Elected Bishop of Laon on 24 April 1510 with an exemption because he had not reached the canonical age, he took his vows in front of King Francis I 9 June 1517 and was elevated to cardinal in the consistory of 1 July 1517; he was appointed as the first abbot of St. Denis in 1529, Archbishop of Sens in 1535, Father, Lord of Conde. He raised his nephew, Louis I de Bourbon, Prince de Conde.

He rebuilt the castle Anizy-le-Chateau, and build the Palais Bourbon. He was present at the coronation of Queen Claude of France in the abbey of Saint-Denis (10 May 1517), signed the marriage contract of Dauphin Francis with Mary of England.

He baptized Prince Francis (Fontainebleau, 2 February 1542) and Henry of Navarre (1554), celebrated the marriage of Madeleine of France (1520–1537) with James V of Scotland (Notre-Dame de Paris, 1 January 1536).

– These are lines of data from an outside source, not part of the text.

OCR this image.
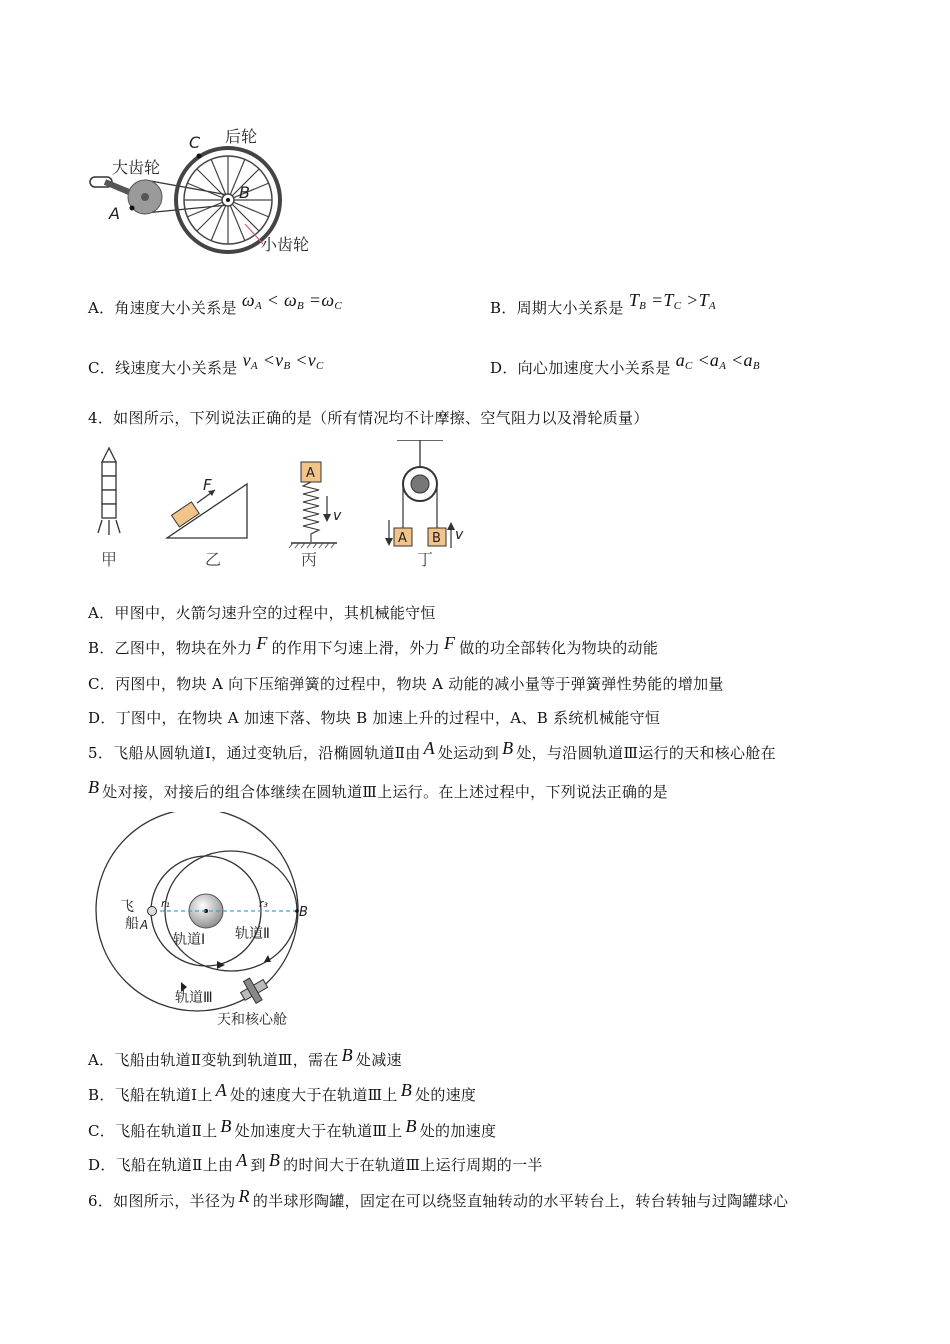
C 后轮
大齿轮
A
B
小齿轮
A．角速度大小关系是 $\omega_A < \omega_B =\omega_C$	B．周期大小关系是 $T_B =T_C >T_A$
C．线速度大小关系是 $v_A <v_B <v_C$	D．向心加速度大小关系是 $a_C <a_A <a_B$
4．如图所示，下列说法正确的是（所有情况均不计摩擦、空气阻力以及滑轮质量）
F
A
v
A B v
甲	乙	丙	丁
A．甲图中，火箭匀速升空的过程中，其机械能守恒
B．乙图中，物块在外力 F 的作用下匀速上滑，外力 F 做的功全部转化为物块的动能
C．丙图中，物块 A 向下压缩弹簧的过程中，物块 A 动能的减小量等于弹簧弹性势能的增加量
D．丁图中，在物块 A 加速下落、物块 B 加速上升的过程中，A、B 系统机械能守恒
5．飞船从圆轨道Ⅰ，通过变轨后，沿椭圆轨道Ⅱ由 A 处运动到 B 处，与沿圆轨道Ⅲ运行的天和核心舱在
B 处对接，对接后的组合体继续在圆轨道Ⅲ上运行。在上述过程中，下列说法正确的是
飞
船 A
B
r₁	r₃
轨道Ⅰ 轨道Ⅱ
轨道Ⅲ
天和核心舱
A．飞船由轨道Ⅱ变轨到轨道Ⅲ，需在 B 处减速
B．飞船在轨道Ⅰ上 A 处的速度大于在轨道Ⅲ上 B 处的速度
C．飞船在轨道Ⅱ上 B 处加速度大于在轨道Ⅲ上 B 处的加速度
D．飞船在轨道Ⅱ上由 A 到 B 的时间大于在轨道Ⅲ上运行周期的一半
6．如图所示，半径为 R 的半球形陶罐，固定在可以绕竖直轴转动的水平转台上，转台转轴与过陶罐球心
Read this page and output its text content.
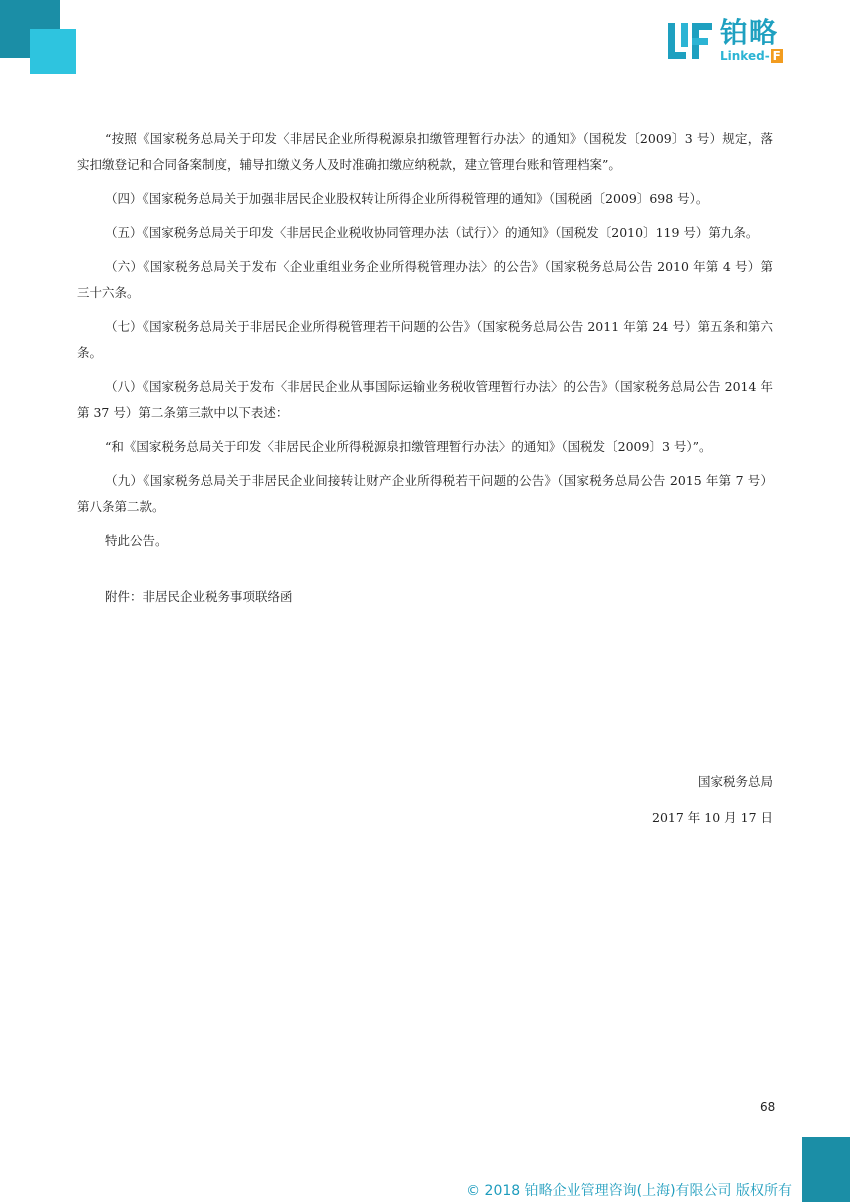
铂略
Linked- F

“按照《国家税务总局关于印发〈非居民企业所得税源泉扣缴管理暂行办法〉的通知》（国税发〔2009〕3 号）规定，落实扣缴登记和合同备案制度，辅导扣缴义务人及时准确扣缴应纳税款，建立管理台账和管理档案”。

（四）《国家税务总局关于加强非居民企业股权转让所得企业所得税管理的通知》（国税函〔2009〕698 号）。

（五）《国家税务总局关于印发〈非居民企业税收协同管理办法（试行）〉的通知》（国税发〔2010〕119 号）第九条。

（六）《国家税务总局关于发布〈企业重组业务企业所得税管理办法〉的公告》（国家税务总局公告 2010 年第 4 号）第三十六条。

（七）《国家税务总局关于非居民企业所得税管理若干问题的公告》（国家税务总局公告 2011 年第 24 号）第五条和第六条。

（八）《国家税务总局关于发布〈非居民企业从事国际运输业务税收管理暂行办法〉的公告》（国家税务总局公告 2014 年第 37 号）第二条第三款中以下表述：

“和《国家税务总局关于印发〈非居民企业所得税源泉扣缴管理暂行办法〉的通知》（国税发〔2009〕3 号）”。

（九）《国家税务总局关于非居民企业间接转让财产企业所得税若干问题的公告》（国家税务总局公告 2015 年第 7 号）第八条第二款。

特此公告。

附件：非居民企业税务事项联络函

国家税务总局
2017 年 10 月 17 日
68
© 2018 铂略企业管理咨询(上海)有限公司 版权所有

He presided over the funeral of Louise of Savoy (18 August 1530) and of the king in the Abbey of St. Denis 23 May 1547. He crowned the queen Eleanor of Austria (5 March 1531) and Catherine de Medicis (Abbey of St. Denis, 10 June 1549).

He stood away from the elections of Pope Adrian VI (1521–22), Pope Clement VII (1523) and Pope Julius III (1549–1550), but was present at the election of Pope Paul III (1534), Pope Marcellus II (1555), and Pope Paul IV (1555). He took part in the war council of 18 February 1536 decided that the resumption of hostilities with Emperor Charles V. He presided over the convocation at Melun in 1548. In 1551 Henry II appointed him military governor of Picardy, and in 1552 Paris and the Ile-de-France.

He is buried in the chancel of the cathedral of Laon. Pierre Jumel pronounced his funeral oration.